Une orientation finalement logique. L’intérêt majeur de The Americans réside depuis ses premiers épisodes dans la manière dont elle montre l’inquiétude d’hommes et de femmes qui ne peuvent jamais dormir tranquilles, forcés de mentir à ceux qu’ils aiment, portant déguisements sur déguisements, à la fois minés et exaltés par leurs dissimulations. “C’est une série sur nos identités, sur les doubles vies que nous menons tous et les anxiétés qu’elles provoquent, renchérit Joe Weisberg. Ce que nous aimons dans ce thème, c’est son universalité qui n’a plus rien à voir avec la question des rapports entre l’Amérique et la Russie. A partir du moment où nous avons des relations, nous choisissons de partager une facette de notre vie intérieure avec d’autres, qui ont aussi leur vie intérieure. Ensuite, il reste la confiance : notre seule façon, si fragile, de construire des ponts.”

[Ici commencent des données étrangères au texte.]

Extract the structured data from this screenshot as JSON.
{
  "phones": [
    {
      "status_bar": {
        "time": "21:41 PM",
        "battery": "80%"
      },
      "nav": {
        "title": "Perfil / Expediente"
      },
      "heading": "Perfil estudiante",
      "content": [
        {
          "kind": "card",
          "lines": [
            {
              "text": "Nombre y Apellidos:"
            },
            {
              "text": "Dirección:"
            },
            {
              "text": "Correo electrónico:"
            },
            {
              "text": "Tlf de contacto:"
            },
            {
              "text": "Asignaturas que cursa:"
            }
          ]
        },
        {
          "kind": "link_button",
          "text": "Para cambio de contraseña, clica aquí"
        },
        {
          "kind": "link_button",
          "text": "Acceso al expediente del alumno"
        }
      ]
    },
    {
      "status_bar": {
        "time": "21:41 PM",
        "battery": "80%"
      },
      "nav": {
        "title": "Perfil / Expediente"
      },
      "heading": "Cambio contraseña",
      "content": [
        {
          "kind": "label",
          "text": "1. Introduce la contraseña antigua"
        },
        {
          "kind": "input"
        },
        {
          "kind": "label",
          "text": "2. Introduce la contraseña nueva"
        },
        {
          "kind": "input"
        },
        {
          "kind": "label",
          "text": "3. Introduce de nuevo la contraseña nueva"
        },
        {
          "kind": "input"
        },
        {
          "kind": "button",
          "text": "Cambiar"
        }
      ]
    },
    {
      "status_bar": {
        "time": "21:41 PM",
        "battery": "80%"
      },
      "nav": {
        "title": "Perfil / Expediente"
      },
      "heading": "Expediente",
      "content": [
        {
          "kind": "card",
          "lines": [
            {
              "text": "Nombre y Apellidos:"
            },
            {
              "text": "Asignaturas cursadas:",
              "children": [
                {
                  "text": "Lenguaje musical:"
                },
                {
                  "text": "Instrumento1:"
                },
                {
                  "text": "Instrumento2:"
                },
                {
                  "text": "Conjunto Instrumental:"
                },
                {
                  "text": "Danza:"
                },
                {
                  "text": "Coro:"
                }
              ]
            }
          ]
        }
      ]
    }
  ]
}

Une manière de travailler assez inédite à Hollywood
Quand le mot confiance s’impose dans la conversation, impossible de ne pas songer au duo que forment les cocréateurs et coshowrunners Joel Fields et Joe Weisberg. Ils ont mis au point une manière de travailler assez inédite à Hollywood. En charge à la fois de l’écriture de la série et de sa production journalière, ils ne se quittent jamais, refusant de se répartir les tâches. Influencés par les mêmes séries comme celles de Steven Bochco (Hill Street Blues, NYPD Blues) et Les Soprano, ils avancent d’une seul pas jusqu’en salle de montage et pendant les interviews, au point que leurs voix se confondent.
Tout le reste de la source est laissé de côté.